Finite Extensions - A&F Example 44.2 .... ....

[Math Amateur]

I am reading Anderson and Feil - A First Course in Abstract Algebra.

I am currently focused on Ch. 44: Finite Extensions and Constructibility Revisited ... ...

I need some help in fully understanding Example 44.2 ... ...Example 44.2 reads as follows:
https://www.physicsforums.com/attachments/6862

I am trying to fully understand EXACTLY why

\(\displaystyle \{ 1, \sqrt{2}, \sqrt{3}, \sqrt{6} \}\)

is the basis chosen for \(\displaystyle \mathbb{Q} ( \sqrt{2}, \sqrt{3} )\) ... ... I can see why \(\displaystyle 1, \sqrt{2}, \sqrt{3}\) are in the basis ... and I understand that we need 4 elements in the basis ...

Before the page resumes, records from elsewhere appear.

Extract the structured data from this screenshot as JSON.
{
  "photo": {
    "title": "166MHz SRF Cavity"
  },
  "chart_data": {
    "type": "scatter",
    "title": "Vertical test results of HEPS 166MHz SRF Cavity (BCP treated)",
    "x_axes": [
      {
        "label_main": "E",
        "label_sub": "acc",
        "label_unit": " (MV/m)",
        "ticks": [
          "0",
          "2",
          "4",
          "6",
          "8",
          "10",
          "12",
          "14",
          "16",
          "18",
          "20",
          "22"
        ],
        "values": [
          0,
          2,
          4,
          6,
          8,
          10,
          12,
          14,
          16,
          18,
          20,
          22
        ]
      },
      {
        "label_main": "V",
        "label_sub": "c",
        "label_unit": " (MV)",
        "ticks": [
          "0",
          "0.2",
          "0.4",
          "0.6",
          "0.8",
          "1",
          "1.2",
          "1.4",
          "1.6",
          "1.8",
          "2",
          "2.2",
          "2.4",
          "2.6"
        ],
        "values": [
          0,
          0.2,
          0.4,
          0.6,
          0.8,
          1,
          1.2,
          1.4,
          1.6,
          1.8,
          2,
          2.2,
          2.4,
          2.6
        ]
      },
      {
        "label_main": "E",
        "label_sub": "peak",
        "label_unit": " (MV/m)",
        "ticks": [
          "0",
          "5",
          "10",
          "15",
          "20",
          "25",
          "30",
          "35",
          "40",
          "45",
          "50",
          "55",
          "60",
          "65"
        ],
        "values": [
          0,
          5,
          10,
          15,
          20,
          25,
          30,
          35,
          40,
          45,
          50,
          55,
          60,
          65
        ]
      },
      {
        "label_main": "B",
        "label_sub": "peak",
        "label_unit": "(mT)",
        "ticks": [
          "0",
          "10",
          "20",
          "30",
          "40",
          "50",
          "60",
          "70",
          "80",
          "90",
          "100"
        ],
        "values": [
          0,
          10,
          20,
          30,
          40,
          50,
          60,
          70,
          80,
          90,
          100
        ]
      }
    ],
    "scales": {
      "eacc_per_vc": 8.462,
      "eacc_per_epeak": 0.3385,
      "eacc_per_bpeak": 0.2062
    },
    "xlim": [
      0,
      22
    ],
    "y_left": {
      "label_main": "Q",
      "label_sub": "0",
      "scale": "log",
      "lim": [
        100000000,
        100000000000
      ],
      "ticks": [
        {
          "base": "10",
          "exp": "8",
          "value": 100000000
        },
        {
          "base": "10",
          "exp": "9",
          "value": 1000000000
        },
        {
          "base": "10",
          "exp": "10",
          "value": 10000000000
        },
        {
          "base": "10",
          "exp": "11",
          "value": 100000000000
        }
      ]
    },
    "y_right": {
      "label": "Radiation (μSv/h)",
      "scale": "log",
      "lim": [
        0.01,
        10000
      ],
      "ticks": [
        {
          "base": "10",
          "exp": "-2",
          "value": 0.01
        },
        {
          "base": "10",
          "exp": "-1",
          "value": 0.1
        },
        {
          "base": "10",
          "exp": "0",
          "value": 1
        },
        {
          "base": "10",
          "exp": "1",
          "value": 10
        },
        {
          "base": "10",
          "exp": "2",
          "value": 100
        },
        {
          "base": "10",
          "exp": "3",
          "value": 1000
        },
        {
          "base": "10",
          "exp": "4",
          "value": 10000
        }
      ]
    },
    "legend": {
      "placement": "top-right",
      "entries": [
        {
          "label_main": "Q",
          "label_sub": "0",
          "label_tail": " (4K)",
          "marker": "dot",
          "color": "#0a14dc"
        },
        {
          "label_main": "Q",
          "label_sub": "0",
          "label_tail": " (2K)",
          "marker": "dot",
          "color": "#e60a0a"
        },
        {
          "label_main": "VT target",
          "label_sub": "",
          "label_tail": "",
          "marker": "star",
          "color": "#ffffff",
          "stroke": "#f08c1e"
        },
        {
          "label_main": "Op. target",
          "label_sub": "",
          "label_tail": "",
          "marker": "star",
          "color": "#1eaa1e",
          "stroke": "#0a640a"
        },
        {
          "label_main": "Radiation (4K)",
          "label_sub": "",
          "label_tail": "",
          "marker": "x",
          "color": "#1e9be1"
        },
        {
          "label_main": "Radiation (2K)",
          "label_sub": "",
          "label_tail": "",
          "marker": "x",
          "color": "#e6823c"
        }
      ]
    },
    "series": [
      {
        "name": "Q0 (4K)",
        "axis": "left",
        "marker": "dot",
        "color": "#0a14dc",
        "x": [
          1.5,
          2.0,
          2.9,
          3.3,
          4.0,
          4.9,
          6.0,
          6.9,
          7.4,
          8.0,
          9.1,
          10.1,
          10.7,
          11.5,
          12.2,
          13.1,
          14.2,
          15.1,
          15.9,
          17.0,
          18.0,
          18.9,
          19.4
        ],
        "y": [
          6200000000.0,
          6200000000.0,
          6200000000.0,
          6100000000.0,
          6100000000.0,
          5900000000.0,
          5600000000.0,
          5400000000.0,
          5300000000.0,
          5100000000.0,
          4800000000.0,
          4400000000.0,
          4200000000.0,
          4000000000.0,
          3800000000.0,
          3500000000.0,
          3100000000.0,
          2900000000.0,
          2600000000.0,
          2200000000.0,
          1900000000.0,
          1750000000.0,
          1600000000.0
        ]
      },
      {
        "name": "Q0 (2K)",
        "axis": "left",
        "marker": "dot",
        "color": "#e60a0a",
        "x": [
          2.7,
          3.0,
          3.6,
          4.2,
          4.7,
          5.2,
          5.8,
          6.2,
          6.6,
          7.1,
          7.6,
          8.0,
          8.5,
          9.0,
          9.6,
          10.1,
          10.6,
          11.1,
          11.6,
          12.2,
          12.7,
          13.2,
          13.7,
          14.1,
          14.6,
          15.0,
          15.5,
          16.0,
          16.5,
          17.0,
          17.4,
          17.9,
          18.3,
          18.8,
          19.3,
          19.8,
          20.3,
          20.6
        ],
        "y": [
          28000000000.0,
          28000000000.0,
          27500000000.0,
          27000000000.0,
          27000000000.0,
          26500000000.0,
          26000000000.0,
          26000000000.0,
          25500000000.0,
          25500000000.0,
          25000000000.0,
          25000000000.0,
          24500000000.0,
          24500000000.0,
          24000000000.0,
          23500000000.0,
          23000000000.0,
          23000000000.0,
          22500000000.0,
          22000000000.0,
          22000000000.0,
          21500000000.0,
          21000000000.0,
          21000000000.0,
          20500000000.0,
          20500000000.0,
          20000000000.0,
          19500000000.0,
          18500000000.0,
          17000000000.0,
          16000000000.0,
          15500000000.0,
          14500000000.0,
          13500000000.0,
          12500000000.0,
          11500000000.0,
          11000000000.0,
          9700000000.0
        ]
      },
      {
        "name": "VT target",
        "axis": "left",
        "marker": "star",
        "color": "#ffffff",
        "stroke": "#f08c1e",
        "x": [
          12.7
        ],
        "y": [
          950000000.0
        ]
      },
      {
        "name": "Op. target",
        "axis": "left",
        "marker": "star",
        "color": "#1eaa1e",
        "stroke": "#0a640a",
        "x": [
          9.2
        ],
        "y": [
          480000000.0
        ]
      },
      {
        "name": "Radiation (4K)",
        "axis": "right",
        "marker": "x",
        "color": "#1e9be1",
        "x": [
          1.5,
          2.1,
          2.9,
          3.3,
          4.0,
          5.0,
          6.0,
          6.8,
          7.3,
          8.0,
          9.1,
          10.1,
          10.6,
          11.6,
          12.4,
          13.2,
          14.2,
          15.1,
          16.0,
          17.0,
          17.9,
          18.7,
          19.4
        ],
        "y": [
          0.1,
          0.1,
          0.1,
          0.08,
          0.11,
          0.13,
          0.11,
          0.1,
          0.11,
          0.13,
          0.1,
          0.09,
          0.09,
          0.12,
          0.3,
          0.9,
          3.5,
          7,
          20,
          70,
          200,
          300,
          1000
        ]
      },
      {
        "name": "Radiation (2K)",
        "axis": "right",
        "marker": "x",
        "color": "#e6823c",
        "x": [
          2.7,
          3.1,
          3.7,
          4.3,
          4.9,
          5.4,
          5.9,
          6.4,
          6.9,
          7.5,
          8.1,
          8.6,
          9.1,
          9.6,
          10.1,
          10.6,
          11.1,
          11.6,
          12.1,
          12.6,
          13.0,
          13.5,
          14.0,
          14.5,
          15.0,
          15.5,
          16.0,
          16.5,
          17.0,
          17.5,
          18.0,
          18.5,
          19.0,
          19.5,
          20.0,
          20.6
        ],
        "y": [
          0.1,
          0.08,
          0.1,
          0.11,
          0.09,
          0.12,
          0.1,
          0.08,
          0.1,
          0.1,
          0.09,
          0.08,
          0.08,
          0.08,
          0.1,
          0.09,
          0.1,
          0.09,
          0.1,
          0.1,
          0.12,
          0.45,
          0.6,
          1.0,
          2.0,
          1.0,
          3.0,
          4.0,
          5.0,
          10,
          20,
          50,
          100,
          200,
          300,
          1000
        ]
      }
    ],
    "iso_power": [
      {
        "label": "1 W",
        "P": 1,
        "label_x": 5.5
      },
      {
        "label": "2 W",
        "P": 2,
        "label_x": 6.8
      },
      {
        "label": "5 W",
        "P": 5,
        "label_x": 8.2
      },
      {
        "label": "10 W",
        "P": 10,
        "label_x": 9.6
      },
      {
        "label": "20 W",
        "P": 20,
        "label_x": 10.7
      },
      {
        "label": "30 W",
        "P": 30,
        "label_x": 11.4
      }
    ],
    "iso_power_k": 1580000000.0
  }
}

... BUT ... why EXACTLY do we add \(\displaystyle \sqrt{6} = \sqrt{2} \cdot \sqrt{3}\) ... an element that is already in the set generated by \(\displaystyle 1, \sqrt{2}, \sqrt{3}\) ...

... indeed, what is the rigorous justification for adding \(\displaystyle \sqrt{6}\) ... why not add some other element ... ... for example, why not add \(\displaystyle \sqrt{12}\) ... Hope someone can help ...

Peter

 

[Euge]

Hi Peter,

It looks like the authors are illustrating the tower law of fields in this example. Check to see if they mentioned the tower law before it. The law states that if $K\subset F \subset L$ is a tower of fields, then $[L : F] = [L : K] [K : F]$. The standard proof of this theorem (in the case $[L : F] < \infty$) shows that if $\{u_1,\ldots, u_m\}$ is a $K$-basis for $F$ and $\{v_1,\ldots v_n\}$ is an $F$-basis for $L$, then the set $\beta = \{u_iv_j: 1\le i \le m, 1\le j \le n\}$ is an $F$-basis for $L$.

Going back to the example, the tower $\Bbb Q \subset \Bbb Q(\sqrt{2})\subset \Bbb Q(\sqrt{2},\sqrt{3})$ is used in the first paragraph. Noting that $\{1, \sqrt{2}\}$ is a $\Bbb Q$-basis for $\Bbb Q(\sqrt{2})$ and $\{1, \sqrt{3}\}$ is a $\Bbb Q(\sqrt{2})$-basis for $\Bbb Q(\sqrt{2},\sqrt{3})$, the set $$\beta = \{1\cdot 1, \sqrt{2}\cdot 1, 1\cdot \sqrt{3}, \sqrt{2}\cdot \sqrt{3}\} = \{1, \sqrt{2}, \sqrt{3}, \sqrt{6}\}$$ is a $\Bbb Q$-basis for $\Bbb Q(\sqrt{2}, \sqrt{3})$.